Dia de São Martinho (Saint Martin Day)

Today we celebrated Dia de São Martinho (Saint Martin Day).

But who was São Martinho? The legend says that Martinho was a Roman soldier who was caught, on a dreadful winter day, in a snowstorm with only his cape to protect him.  While riding to get out of the storm he was approached by a beggar; Martinho cut his cloak in half to share with the beggar and save him from dying. When Martinho did it, the clouds drifted and beams of sun lit up the sky.

That night Martin dreamed that  Jesus was wearing the half-cloak he had given away to the beggar and heard a voice saying, “Every time you do a good deed for your less fortunate and unprotected bothers, you are doing onto me”.

From this day on, he began looking at and treating people differently and was later canonized as a saint.

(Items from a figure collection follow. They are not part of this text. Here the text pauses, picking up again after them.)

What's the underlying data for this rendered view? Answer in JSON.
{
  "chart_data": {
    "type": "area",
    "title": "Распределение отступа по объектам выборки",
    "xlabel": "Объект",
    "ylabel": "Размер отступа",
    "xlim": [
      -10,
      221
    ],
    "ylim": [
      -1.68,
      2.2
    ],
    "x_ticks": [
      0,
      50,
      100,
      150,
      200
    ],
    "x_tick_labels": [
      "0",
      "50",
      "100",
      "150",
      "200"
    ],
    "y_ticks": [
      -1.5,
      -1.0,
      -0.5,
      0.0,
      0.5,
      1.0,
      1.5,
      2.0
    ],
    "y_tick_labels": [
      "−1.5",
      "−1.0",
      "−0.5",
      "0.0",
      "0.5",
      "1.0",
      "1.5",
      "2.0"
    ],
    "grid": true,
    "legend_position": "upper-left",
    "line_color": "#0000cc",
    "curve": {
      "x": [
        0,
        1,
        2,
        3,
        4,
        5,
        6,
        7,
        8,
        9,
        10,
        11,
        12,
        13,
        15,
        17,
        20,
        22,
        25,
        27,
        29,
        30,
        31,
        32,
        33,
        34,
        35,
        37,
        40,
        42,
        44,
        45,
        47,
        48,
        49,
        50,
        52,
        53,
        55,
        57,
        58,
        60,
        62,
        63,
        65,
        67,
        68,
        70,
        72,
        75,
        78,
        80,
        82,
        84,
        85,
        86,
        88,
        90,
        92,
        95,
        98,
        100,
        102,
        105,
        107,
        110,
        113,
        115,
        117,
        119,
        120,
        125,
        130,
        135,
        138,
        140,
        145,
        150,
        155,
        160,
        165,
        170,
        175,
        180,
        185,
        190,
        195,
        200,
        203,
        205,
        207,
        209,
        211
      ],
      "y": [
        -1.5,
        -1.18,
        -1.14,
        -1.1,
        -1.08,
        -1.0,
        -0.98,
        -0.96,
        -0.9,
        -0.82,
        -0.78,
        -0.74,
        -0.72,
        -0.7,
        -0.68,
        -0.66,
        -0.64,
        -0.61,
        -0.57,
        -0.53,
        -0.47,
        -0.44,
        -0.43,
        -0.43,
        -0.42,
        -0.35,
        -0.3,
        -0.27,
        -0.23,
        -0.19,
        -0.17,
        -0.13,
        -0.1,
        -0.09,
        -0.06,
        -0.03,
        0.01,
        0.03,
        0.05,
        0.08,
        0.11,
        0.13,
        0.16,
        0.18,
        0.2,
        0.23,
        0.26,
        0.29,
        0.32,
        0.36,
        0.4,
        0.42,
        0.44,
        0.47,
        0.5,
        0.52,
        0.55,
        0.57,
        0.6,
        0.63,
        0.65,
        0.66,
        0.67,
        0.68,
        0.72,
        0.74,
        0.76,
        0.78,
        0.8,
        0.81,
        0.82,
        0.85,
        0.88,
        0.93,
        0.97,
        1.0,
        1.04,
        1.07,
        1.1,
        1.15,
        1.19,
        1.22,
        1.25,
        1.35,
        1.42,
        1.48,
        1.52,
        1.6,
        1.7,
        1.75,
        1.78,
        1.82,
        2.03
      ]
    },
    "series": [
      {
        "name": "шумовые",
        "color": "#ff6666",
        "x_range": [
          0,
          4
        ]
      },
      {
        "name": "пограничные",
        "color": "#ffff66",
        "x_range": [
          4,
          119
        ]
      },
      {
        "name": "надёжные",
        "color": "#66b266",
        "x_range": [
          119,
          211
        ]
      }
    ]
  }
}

Sao Martinho is celebrated throughout Europe on this day, and in Portugal it is celebrated doing good deeds, eating roasted chestnuts wrapped in newspaper or old phone book pages (sometimes also dry  figs and walnuts), and drinking the first wine of this year crops, called água-pé (literally “foot water”, made by adding water to the juice  which is pressed out of the grapes with bare feet ) or jeropiga (a sweet  liquor).

But in our school we didn’t drink àgua-pé or jeropiga; we only ate roasted chestnuts and drank orange juice!